Con chiarezza Marco Rossi ha messo in rilievo aspetti scientifici e sociologici riguardanti l’effetto serra e le esagerazioni connesse. La fortuna di cui ha goduto il fenomeno credo derivi, in primo luogo, dalla sua semplicità concettuale.
Ma certe ‘deviazioni’ apocalittiche hanno probabilmente a che fare con la politica riguardante centri di ricerca a caccia di finanziamenti. Non va dimenticato che, con la fine della guerra fredda, negli Stati Uniti si sono ‘liberate’ enormi risorse che il Congresso destina a ricerche considerate strategiche. Durante la Seconda guerra mondiale, i consulenti del Congresso erano, in gran parte, fisici atomici; con la corsa spaziale, tecnici aeronautici; nella seconda metà degli anni Sessanta, l’incubo della guerra batteriologica portò in auge specialisti della materia. E così via, a seconda delle ‘emergenze’ che l’umanità era chiamata a fronteggiare. Il vero braccio di ferro, in America si è consumato con la lobby del petrolio: e la deriva catastrofista è servita anche a tentare di persuadere chi gestisce la borsa dei finanziamenti ad allargarne i cordoni per ricerche nel campo del surriscaldamento climatico e delle fonti di energia rinnovabili.

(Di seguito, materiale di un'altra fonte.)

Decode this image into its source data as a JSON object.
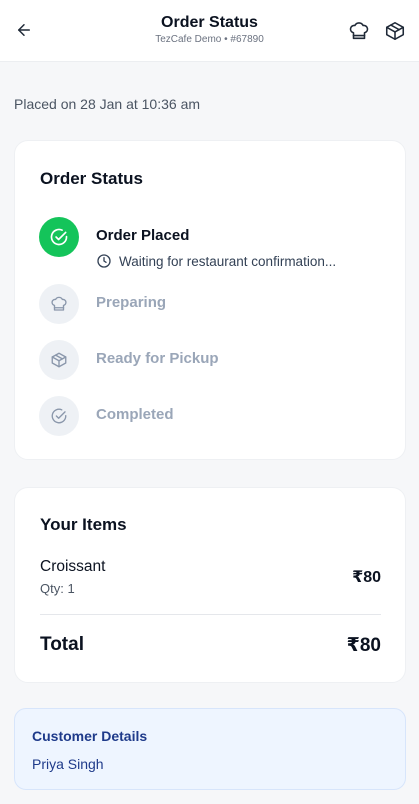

Negli anni, altri hanno capito che l’effetto serra poteva avere le sue convenienze. Le compagnie assicurative, per esempio, che hanno potuto alzare i premi per rischi connessi ai danni meteorologici. I partiti di ispirazione ecologista, ovviamente, perché trovando spazio sui mezzi di informazione hanno aumentato la loro rappresentatività ben oltre i risicati suffragi elettorali. E i governi europei, assertori (almeno a parole) di protocolli tipo Kyoto perché, avendo già spremuto quel che potevano in fatto di imposte sulle fonti energetiche (il divario di costo della benzina fra Europa e Stati Uniti è noto), hanno intuito che tasse ecologiche sarebbero le uniche accettabili da società dove il carico erariale è ritenuto troppo elevato.
Lo spazio dato dai mezzi d’informazione all’effetto serra è così diventato acritico, facendo il gioco di queste lobby. Anni fa feci una tesi che esaminava i comportamenti dei maggiori quotidiani italiani in relazione al fenomeno: ‘Repubblica’ era quello più aderente all’ecologismo radicale, mentre il ‘Corriere della Sera’ sosteneva le posizioni più critiche. Va notato però che, proprio nell’estate 2003, qualche certezza ha cominciato a cedere il passo. Mentre i catastrofisti mettevano avanti l’esattezza delle loro previsioni, da più parti un mondo scientifico dubbioso, per non dire scettico, ha fatto sentire la propria voce. Tant’è che oggi gli stessi quotidiani ospitano spesso voci dissonanti sull’argomento.
Filmoni come quello di Roland Emmerich perciò possono avere il pregio di stimolare ulteriori riflessioni in merito e riportare il problema in un ambito meno emotivo e meno interessato.